Kita masih bersyukur memiliki daerah perbatasan yang juga masih daerah NKRI. Yang masih jauh lebih ringan penangan penyelesaian ketertinggalan daerah perbatasan bila dibandingkan dengan daerah-daerah lain di negeri ini yang berbatasan langsung dengan negara lain. Dimana, seringkali menjadi masalah kedaulatan bangsa, sebut saja daerah Entikong, di Kalimantan Barat, pulau Borneo sana. Yang kita ketahui bersama, dari banyak media, dimana di kawasan tersebut lebih banyak mengunakan Ringgit daripada Rupiah dalam hal bertransaksi. Penduduk lebih tahu pejabat Malasya dibanding dengan pejabat Indonesia. Dalam arti penanganan pemberdayaan masih bisa lebih difokuskan terhadap peningkatan ekonomi, walau dalam hal ini juga tidak mengesampingkan peningkatan keamaanan. Tapi tetap saja kita harus berpegangan bahwa kawasan perbatasan adalah merupakan serambi depan. Yang sebenarnya sudah tersirat dalam pepatah leluhur kita ”dompakna do tajomna”. Dalam arti faktor ekonomi jelas membuat kawasan perbatasan. Dan itulah realita hidup di daerah perbatasan.

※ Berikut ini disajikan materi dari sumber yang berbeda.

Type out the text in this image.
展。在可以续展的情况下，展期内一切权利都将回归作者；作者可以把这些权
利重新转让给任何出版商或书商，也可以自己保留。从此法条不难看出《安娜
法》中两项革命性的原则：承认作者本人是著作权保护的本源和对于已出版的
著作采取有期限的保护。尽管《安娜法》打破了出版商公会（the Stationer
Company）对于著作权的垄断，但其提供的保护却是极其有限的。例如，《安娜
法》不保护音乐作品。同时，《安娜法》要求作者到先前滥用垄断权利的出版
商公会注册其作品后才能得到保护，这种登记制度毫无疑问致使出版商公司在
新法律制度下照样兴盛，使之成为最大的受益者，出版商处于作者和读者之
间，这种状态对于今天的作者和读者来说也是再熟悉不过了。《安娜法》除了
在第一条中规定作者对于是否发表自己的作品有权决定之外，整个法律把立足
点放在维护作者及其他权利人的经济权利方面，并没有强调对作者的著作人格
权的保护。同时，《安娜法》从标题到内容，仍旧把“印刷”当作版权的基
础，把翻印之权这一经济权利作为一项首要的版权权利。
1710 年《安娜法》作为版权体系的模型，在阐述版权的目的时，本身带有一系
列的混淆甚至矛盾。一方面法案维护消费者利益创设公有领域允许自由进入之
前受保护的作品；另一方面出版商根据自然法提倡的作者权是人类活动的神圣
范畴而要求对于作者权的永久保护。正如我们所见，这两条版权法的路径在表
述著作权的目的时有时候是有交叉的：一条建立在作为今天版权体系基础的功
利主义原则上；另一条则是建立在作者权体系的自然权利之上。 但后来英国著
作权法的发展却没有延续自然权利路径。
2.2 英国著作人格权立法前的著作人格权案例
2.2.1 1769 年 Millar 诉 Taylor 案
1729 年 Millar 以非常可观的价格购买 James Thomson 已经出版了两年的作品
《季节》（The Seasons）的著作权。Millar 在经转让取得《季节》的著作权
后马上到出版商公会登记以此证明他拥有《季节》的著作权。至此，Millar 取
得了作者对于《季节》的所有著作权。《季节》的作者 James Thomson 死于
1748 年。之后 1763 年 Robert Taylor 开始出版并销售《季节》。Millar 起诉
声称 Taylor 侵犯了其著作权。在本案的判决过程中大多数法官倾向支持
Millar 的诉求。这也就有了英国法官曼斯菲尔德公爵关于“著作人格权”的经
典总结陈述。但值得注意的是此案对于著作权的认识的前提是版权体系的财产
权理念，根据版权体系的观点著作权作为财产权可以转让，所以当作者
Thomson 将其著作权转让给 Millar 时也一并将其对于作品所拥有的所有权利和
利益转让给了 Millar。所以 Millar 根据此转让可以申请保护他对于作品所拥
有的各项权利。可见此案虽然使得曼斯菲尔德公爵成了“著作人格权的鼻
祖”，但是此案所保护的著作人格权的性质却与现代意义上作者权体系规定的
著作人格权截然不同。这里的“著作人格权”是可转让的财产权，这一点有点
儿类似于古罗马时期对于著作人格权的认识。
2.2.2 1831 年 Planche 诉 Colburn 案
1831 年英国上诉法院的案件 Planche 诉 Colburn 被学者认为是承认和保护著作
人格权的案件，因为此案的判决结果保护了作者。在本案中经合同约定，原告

Bupati dalam hal kewenangannya sebagai kepala daerah, jika menginginkan pembangunan di Humabahas yang lebih maju lagi selama lima tahun ke depannya, harus bisa merangkul seluruh lapisan masyarakat. Tidak memandang status yang dimiliki, atau kata singkatnya harus menjauhkan praktek KKN (korupsi,kolusi, dan nepotisme). Termasuk di dalamnya adalah kembali merangkul orang-orang yang menjadi saingannya dalam pertandingan pemilukada silam kembali bekerjasama. Karena apa pun alasannya mereka adalah anak-anak Humbahas yang memiliki nilai kompetensi yang lebih. Beliau harus memimpin barisan untuk kembali merapatkannya dalam melangkah ke depannya. Tidak perlu kwatir dikatakan penakut, atau ingin hanya cari simpati.
Sebagai salah seorang mahasiswa yang dalam proses menerima pendidikan perkuliahan, penulis juga berharap kepada Bupati agar memberikan perhatian yang besar, dan membuka peluang yang seluas-luasnya bagi para saudara-saudara kami, anak-anak Humbahas yang masih belum bisa merasakan manisnya pendidikan akibat garis kemiskinan. Beliau juga harus mampu merangkul kaum-kaum cendikiawan, ebut saja sebagai contoh mudah, Bupati bisa saja mempromosikan Kabupaten Humbahas sebagai daerah penelitian bagi mereka-mereka yang masih penelitian dalam hal ini mahasiswa yang berasal dari Humbahas yang saat ini sedang menikmati perkuliahan di berbagai universitas negeri maupun swasta di seluruh pelosok negeri ini dengan berbagai program studi. Yang dalam kehidupan kampus sering diistilahkan dengan kuliah kerja nyata. Artinya Humbahas bisa digunakan sebagai laboratorium percobaan para cendikiawan tersebut. Dan dalam hal ini, Bupati juga secara tidak langsung telah berperan dalam kaderisasi generasi penggerak roda pemerintahan Humbahas di masa yang akan datang.
Sekali lagi, janganlah menganggap kawasan perbatasan sebagai halaman belakang rumah kita, tapi merupakan serambi depan, yang tidak hanya menjadi perhatian pihak-pihak terkait, tetapi agar diwujudkan secara konkret, sehingga perhatian-perhatian tersebut menjadi kenyataan yang membangun. Dimana banyak hal-hal kecil yang dampaknya sangat besar bisa kita lakukan, tentunya bila dilakukan serius dan berkesinambungan. Semoga Humbahas-1 dan masyarakat Humbahas bekerjasama dan sama-sama melakukan dan merasakan arti pembangunan menuju kesejahteraan yang adil dan makmur di era yang ke-2 ini.

Penulis adalah mahasiswa Biologi, Universitas Sumatera Utara, Ketua Ikatan Mahasiswa Humbahas USU(IMHU) berasal dari Desa Lumban Sianturi, Kecamatan Paranginan, Kabupaten Humbahas.